The answer to the question of who should care is firstly the Operations Director, but also the Finance Director and CIO.
A barrier to effective operations management in the back office has been the use of multiple, disparate systems, to provide insight into key areas that directly impact efficiency and customer satisfaction. Bloor Research have identified that there are two key approaches of IT solutions built to support Operations Management in the back office.
The first is based around business intelligence and involves significant effort to tailor an appropriate solution.

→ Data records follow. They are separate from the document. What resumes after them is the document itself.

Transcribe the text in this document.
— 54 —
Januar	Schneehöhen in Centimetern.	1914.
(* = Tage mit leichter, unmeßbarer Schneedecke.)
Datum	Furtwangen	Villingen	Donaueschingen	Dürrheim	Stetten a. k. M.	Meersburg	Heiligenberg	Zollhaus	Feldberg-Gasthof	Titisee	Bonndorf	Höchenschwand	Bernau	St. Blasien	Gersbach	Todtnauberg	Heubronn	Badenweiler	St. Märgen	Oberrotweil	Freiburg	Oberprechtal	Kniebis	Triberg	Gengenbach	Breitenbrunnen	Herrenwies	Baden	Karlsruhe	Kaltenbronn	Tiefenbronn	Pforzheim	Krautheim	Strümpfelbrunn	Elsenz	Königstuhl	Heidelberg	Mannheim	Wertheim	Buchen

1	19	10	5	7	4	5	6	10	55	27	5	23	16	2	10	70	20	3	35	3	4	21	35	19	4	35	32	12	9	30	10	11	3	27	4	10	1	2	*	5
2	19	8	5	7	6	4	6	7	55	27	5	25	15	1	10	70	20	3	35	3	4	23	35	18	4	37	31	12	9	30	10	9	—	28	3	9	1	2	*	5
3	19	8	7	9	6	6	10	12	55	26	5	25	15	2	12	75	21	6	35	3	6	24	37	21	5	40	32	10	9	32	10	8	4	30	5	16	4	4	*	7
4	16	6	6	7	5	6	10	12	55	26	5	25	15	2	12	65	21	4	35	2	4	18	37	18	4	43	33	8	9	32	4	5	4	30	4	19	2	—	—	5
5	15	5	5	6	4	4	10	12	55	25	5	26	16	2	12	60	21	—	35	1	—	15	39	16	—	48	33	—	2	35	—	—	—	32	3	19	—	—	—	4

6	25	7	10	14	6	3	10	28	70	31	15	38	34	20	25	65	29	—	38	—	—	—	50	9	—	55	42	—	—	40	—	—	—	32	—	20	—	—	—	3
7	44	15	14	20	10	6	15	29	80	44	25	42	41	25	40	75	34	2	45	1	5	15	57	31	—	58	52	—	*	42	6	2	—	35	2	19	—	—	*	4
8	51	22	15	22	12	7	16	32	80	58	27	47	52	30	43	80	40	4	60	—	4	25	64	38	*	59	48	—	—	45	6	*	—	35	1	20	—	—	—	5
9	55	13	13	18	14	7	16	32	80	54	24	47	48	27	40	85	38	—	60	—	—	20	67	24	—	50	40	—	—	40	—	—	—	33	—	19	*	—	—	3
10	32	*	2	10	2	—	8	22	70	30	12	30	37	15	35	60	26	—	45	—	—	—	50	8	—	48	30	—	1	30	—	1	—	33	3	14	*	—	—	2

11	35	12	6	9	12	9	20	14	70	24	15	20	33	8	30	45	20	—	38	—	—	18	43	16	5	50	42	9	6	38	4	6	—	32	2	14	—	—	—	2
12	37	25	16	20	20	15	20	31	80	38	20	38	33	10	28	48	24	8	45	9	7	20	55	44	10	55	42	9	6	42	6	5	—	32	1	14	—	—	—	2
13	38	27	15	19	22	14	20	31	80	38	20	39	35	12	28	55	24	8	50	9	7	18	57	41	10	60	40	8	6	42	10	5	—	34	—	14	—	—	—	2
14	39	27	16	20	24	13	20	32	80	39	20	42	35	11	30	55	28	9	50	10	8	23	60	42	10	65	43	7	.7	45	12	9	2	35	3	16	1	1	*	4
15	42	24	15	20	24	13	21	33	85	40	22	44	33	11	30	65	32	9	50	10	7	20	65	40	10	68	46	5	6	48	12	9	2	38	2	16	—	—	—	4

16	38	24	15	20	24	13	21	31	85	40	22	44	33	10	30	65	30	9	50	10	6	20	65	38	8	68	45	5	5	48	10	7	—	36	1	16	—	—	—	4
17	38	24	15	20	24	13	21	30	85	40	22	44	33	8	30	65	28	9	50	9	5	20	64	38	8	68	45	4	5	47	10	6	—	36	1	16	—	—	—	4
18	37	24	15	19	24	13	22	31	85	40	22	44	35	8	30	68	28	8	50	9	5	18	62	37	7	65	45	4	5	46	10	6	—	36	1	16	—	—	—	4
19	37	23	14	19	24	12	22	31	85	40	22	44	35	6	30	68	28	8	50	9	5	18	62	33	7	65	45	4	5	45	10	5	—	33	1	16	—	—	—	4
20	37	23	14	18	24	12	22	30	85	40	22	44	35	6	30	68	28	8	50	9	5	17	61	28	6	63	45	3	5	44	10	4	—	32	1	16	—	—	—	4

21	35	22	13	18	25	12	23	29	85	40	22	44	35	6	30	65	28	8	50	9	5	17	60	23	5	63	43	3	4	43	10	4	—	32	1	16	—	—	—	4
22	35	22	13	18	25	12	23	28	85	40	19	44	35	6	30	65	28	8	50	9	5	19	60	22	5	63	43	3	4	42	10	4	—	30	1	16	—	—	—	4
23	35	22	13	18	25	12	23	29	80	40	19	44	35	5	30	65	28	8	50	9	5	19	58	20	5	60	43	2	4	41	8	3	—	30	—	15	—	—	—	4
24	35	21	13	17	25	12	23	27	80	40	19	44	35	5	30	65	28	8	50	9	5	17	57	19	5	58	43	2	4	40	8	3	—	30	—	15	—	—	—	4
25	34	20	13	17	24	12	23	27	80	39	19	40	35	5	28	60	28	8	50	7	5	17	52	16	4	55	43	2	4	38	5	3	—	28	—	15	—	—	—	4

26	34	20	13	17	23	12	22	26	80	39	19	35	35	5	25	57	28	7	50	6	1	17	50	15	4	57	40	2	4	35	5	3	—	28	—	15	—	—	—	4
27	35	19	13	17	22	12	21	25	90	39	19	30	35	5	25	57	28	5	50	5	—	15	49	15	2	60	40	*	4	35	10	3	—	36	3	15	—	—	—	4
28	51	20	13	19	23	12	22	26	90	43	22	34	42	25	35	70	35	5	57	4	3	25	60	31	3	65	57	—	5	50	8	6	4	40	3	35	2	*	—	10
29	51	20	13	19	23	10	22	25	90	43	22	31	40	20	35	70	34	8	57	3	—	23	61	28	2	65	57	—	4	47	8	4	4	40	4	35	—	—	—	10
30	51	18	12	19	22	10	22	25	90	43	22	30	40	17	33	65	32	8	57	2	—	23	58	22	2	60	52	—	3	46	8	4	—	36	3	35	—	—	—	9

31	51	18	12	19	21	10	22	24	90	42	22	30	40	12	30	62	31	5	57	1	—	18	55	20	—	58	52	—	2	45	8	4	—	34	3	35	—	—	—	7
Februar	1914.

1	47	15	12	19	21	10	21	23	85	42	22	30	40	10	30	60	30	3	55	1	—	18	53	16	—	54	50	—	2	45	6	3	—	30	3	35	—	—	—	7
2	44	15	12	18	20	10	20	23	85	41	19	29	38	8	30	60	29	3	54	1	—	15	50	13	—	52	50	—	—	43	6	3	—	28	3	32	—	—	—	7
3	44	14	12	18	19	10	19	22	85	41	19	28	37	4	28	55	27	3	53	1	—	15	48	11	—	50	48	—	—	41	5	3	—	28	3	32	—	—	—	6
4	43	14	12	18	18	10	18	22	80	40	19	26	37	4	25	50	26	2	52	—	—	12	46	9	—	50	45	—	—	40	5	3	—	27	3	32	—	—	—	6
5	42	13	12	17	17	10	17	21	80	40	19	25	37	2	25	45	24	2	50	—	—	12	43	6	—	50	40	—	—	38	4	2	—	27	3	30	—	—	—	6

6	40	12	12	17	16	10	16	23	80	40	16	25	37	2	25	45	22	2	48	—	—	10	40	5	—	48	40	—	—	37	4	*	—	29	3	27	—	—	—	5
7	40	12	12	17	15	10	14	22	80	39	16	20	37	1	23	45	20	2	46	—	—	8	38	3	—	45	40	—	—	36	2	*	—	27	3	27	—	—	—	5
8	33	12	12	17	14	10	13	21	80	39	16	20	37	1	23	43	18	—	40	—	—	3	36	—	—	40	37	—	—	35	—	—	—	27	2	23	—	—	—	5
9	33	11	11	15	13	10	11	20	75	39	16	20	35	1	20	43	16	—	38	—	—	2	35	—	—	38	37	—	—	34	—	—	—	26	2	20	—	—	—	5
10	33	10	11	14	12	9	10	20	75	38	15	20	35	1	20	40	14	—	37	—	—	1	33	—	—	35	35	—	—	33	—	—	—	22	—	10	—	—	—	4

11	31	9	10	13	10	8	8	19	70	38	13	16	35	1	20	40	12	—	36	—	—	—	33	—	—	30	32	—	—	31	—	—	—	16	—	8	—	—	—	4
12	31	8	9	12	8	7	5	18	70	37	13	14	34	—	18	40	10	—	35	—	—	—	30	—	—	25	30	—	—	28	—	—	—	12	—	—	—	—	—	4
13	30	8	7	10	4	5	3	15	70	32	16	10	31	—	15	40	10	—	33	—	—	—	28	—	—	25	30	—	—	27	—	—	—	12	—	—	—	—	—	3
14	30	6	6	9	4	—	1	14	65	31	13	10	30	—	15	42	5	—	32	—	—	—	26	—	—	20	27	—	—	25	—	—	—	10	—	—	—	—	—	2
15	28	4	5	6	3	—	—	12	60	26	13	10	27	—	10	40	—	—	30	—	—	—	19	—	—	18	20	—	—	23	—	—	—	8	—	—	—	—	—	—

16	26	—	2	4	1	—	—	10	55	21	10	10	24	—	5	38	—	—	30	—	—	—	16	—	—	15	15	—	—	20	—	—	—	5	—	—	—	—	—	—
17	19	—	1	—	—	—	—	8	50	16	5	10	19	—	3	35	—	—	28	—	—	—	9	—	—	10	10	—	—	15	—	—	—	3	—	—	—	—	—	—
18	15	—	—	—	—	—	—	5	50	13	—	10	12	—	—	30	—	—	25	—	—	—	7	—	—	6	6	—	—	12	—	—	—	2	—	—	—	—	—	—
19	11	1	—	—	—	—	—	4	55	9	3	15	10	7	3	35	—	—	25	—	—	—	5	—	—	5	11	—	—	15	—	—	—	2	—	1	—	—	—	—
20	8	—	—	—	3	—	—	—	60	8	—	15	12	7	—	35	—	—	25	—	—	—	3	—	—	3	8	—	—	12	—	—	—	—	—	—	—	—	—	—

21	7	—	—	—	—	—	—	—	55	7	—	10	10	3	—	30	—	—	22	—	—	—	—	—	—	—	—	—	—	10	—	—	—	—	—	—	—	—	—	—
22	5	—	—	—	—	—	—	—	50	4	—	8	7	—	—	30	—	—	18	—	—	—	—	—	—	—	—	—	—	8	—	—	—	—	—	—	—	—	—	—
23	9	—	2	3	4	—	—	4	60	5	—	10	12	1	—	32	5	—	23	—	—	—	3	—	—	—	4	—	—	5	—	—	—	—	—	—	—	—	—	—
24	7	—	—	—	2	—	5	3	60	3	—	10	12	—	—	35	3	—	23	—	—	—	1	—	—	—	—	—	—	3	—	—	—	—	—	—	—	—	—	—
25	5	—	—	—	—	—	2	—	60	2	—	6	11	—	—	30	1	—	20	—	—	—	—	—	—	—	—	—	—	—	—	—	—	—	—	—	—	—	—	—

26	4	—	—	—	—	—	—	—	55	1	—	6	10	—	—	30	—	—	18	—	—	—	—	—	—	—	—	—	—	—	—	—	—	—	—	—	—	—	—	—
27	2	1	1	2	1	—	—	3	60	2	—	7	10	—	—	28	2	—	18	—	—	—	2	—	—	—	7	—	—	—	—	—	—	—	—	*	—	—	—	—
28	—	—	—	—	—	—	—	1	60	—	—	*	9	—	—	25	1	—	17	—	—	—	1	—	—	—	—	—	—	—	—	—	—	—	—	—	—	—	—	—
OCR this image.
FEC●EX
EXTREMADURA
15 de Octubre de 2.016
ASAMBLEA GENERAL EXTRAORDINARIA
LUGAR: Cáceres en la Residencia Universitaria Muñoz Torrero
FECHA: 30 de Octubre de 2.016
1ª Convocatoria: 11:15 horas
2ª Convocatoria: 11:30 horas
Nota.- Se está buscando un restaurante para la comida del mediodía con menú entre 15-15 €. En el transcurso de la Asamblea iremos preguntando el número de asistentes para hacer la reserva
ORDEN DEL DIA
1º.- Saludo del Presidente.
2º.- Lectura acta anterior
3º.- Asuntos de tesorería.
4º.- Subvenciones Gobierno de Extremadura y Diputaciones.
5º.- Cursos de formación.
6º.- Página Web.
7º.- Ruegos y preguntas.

The second approach involves the use of specialised applications (Operations Management Platforms-OMP) consisting of a variety of automated components, including workforce management, capacity management, customer management, process management, quality management and price / cost management. These OMP solutions are being supplied from two different sources: in-built as part of ERP packages or by niche application vendors. In both cases, the solution is a mix of software and services.
OMP solutions cover the following tasks:
- Capacity Management – forecasting and scheduling
- Strategic planning – staffing demands in the future
- Quality Management – assesses staff and process performance in terms of structured quality sampling and measurement
- Process Management – reporting and analytics of process performance
- Application analysis – shows extent and frequency of desktop and web applications usage by individual staff members
- Full-time recording – captures documents, emails, faxes and telephony interactions in their entirety to meet compliance or quality requirements
- KPI scorecards – measure individual staff performance against predefined key performance indicators (KPIs).
- These back office OMP products can enable the right staff to be scheduled at the right time while allowing organisations to capture employee desktop activity, evaluate recorded samples, identify best practices, and then use this information to improve processes and train staff effectively
When one looks at the products available from specialised niche vendors in the market space, it is very noticeable that they are very diverse in terms of what they support. This is due to two factors. Firstly, the products have usually been developed from a consultancy-based initiative that has been turned into a repeatable solution. Therefore there is a focus on the areas that were covered in the initial work. Secondly, when operations management solutions are implemented, they have to take into account what already exists within the organisation’s software portfolio and be able to adapt through the dropping of modules and the integration of existing applications. This means that any solution must be capable of being easily integrated into an organisation’s existing platforms, so an integration bus and its associated APIs, in association with a process and rules engine, are very important to provide the required flexibility.
There has been a lot of marketing of BI solutions as business performance platforms. This is all about positioning. What is interesting to note is often the BI solutions offered by some vendors can be different to what is available through their ERP solution.
In ERP solutions, what you will find is a little added functional capability to handle the core functional areas of operations management. It is up to the user to define and configure what they want.